My question is very similar to this one but not exactly the same. I am attempting to crawl webpage A, which contains items I want to scrap and a list of links to webpages B1, B2, B3, ... Each B page contains items I want to scrap and a link to another page, C1, C2, C3. Each C page also contains items I want to scrap.

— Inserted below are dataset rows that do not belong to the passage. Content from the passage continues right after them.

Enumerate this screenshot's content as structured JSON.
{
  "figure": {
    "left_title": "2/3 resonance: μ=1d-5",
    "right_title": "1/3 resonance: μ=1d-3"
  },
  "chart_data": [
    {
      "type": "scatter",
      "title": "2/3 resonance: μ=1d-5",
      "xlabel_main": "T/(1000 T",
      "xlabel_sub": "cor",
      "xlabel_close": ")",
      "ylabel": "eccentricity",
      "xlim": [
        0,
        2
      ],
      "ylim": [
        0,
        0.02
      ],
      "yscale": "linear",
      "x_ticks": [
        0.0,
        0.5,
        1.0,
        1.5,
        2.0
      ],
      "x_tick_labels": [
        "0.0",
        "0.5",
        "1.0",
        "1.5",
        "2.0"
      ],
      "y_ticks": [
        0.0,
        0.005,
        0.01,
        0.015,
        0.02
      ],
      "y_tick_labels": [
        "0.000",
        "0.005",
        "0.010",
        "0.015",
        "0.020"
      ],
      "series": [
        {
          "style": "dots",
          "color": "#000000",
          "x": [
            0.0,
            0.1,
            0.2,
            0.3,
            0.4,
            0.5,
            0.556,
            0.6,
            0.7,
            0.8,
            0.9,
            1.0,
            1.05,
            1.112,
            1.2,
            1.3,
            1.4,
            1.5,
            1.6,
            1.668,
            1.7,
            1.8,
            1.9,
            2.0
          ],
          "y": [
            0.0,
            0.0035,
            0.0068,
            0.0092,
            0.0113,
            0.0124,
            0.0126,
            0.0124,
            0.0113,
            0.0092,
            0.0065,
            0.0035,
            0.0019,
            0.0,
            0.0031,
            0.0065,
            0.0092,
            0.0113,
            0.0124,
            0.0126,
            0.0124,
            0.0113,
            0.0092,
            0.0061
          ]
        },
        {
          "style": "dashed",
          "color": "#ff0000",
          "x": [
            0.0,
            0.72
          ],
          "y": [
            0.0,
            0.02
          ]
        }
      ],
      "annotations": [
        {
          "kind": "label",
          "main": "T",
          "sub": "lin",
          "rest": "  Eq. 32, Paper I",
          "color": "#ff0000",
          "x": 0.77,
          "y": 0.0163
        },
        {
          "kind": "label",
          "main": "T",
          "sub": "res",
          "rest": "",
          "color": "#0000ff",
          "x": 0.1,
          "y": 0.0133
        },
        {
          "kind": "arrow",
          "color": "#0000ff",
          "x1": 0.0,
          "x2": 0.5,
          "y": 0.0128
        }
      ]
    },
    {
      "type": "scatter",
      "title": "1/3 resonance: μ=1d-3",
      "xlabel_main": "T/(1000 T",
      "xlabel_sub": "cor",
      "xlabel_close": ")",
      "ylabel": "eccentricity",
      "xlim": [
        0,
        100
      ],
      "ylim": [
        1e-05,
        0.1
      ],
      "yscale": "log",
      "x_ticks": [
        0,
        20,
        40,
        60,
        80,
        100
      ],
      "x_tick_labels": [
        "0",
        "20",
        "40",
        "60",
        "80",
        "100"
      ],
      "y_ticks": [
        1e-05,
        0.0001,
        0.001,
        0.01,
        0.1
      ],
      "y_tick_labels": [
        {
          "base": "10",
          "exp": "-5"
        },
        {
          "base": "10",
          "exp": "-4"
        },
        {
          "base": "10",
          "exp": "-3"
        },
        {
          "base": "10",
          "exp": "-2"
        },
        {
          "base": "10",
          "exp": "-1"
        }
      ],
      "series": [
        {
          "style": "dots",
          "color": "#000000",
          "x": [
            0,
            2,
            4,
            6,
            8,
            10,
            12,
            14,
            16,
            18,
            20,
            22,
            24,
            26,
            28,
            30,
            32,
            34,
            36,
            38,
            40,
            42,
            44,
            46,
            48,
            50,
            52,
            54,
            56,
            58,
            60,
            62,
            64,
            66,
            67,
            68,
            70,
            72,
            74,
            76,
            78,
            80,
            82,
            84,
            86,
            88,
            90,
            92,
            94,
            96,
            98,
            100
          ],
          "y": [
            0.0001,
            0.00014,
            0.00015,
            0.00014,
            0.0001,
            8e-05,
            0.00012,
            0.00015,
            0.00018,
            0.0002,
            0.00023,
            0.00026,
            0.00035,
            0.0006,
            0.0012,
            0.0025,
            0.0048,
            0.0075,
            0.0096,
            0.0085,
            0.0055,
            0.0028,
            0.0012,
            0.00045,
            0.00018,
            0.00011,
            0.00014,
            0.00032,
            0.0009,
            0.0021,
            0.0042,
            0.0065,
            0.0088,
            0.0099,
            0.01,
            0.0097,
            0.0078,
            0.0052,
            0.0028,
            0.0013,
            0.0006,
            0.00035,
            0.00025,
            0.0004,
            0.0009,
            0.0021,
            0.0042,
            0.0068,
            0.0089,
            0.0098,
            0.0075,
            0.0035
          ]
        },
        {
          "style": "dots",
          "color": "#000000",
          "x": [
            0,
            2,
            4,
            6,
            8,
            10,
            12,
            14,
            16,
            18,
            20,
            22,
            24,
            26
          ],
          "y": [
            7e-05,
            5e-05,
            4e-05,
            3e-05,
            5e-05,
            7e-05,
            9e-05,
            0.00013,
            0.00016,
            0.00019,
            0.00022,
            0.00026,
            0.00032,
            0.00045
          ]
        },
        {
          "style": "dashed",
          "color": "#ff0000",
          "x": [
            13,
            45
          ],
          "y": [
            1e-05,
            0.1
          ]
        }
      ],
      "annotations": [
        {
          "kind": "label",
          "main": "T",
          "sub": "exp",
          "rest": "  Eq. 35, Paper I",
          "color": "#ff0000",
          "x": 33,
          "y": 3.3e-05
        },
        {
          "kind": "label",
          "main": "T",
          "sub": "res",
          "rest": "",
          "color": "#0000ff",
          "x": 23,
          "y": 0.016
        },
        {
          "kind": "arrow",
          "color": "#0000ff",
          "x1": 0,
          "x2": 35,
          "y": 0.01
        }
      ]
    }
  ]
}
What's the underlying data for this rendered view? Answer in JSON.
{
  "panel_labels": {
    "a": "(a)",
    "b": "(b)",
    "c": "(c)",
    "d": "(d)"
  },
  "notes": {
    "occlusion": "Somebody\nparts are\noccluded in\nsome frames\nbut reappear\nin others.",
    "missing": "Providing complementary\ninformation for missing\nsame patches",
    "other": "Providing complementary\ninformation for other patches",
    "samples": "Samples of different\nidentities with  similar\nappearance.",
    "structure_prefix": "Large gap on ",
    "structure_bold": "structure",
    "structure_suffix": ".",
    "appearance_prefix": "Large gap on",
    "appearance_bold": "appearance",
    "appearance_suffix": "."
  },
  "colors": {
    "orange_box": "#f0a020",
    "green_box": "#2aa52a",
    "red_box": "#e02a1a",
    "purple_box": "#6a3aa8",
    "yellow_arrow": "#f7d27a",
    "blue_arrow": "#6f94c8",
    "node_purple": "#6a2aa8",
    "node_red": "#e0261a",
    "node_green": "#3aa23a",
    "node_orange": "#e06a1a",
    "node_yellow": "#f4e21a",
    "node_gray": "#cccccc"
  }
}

Here's what my spider looks like for now:
class XiaomiSpider(CrawlSpider):
name = 'xiaomi'
allowed_domains = ['mi.com']
start_urls = ['http://app.mi.com']
## parse A page
def parse(self, response):
le = LinkExtractor()
for link in le.extract_links(response):
yield SplashRequest(
link.url,
callback = self.parse_2,
endpoint='render.html',
args={'wait':0.5}
)
## parse B pages
def parse_2(self, response):
for sel in response.xpath('//ul[@class = "applist"]/li/h5/a'):
item = XiaomiItem()
# print (sel.xpath('text()').extract())
item['name'] = sel.xpath('text()').extract()
yield item
le = LinkExtractor()
for link in le.extract_links(response):
yield SplashRequest(
link.url,
self.parse_dir_contents,
endpoint='render.html',
args={'wait':0.5}
)
## parse a page to save the item
def parse_dir_contents(self, response):
for sel in response.xpath('//ul[@class = "applist"]/li/h5/a'):
item = XiaomiItem()
# print (sel.xpath('text()').extract())
item['name'] = sel.xpath('text()').extract()
yield item
The issue is that the crawler did not go to C pages. I guess the problem is in the parse_2
function, but don't know how to fix it. Can anyone show me what the problem is?